Highlighting NumFocus Projects: How Open Source Projects Empower Our Work

Highlighting NumFocus Projects: How Open Source Projects Empower Our Work

NumFocus is a nonprofit that supports open practices in research, data, and scientific computing. NumFocus provides a stable, independent, and professional home for open source projects that empower much of our work including pandas, Jupyter Notebooks, Matplotlib, and NumPy.

As a company that strongly advocates for open source, and provides some of our own open source tools, NumFocus’s mission strongly resonates with us. In this blog, we will highlight some of their projects and how they have supported our work.

NumFocus Projects that Support Azavea’s Work

Rasterio

We use a library called Rasterio to read raster data stored as GeoTIFF files, which uses NumPy to store arrays.

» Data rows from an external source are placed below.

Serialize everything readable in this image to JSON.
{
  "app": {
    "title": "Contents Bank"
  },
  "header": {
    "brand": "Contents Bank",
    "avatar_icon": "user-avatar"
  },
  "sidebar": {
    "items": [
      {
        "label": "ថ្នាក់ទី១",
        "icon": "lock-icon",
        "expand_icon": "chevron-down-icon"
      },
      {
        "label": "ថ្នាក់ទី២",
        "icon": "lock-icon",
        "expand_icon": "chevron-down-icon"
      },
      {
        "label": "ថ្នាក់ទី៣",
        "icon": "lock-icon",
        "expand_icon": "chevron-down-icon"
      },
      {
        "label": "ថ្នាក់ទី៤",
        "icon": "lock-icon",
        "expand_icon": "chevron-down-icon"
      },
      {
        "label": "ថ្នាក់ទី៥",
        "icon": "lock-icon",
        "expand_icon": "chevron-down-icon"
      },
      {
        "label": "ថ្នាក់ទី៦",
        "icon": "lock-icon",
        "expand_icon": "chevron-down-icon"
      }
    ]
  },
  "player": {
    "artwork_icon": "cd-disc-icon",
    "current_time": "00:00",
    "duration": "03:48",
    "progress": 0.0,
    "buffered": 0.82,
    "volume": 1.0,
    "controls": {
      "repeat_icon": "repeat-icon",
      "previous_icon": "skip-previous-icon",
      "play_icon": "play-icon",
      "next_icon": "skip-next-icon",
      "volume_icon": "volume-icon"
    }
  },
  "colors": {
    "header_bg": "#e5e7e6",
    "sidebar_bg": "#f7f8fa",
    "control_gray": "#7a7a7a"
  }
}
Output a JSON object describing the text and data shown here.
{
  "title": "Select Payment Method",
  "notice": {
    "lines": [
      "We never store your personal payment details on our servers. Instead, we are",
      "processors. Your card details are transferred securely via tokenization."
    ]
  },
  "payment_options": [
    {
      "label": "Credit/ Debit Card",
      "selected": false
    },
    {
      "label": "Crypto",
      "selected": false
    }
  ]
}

This supplements our own Python Library: Raster Vision, an open source framework we support that also helps us work with geospatial imagery. The project was created to make it easy for Python developers to build computer vision models on satellite, aerial, and other large imagery sets with built-in support for chip classification, object detection, and semantic segmentation using PyTorch.

NumPy

Raster Vision uses NumPy to store and manipulate images and labels. These are eventually converted to PyTorch tensors, but by using NumPy we can decouple parts of the codebase from PyTorch, one of many deep learning libraries.

Jupyter, Matplotlib, and pandas

We often use Jupyter notebooks, Matplotlib, and pandas to conduct data preprocessing and to help analyze experimental results. Matplotlip is also helpful in training data for deep learning as we use it to visualize training “chips,’ small windows of the image, along with training labels.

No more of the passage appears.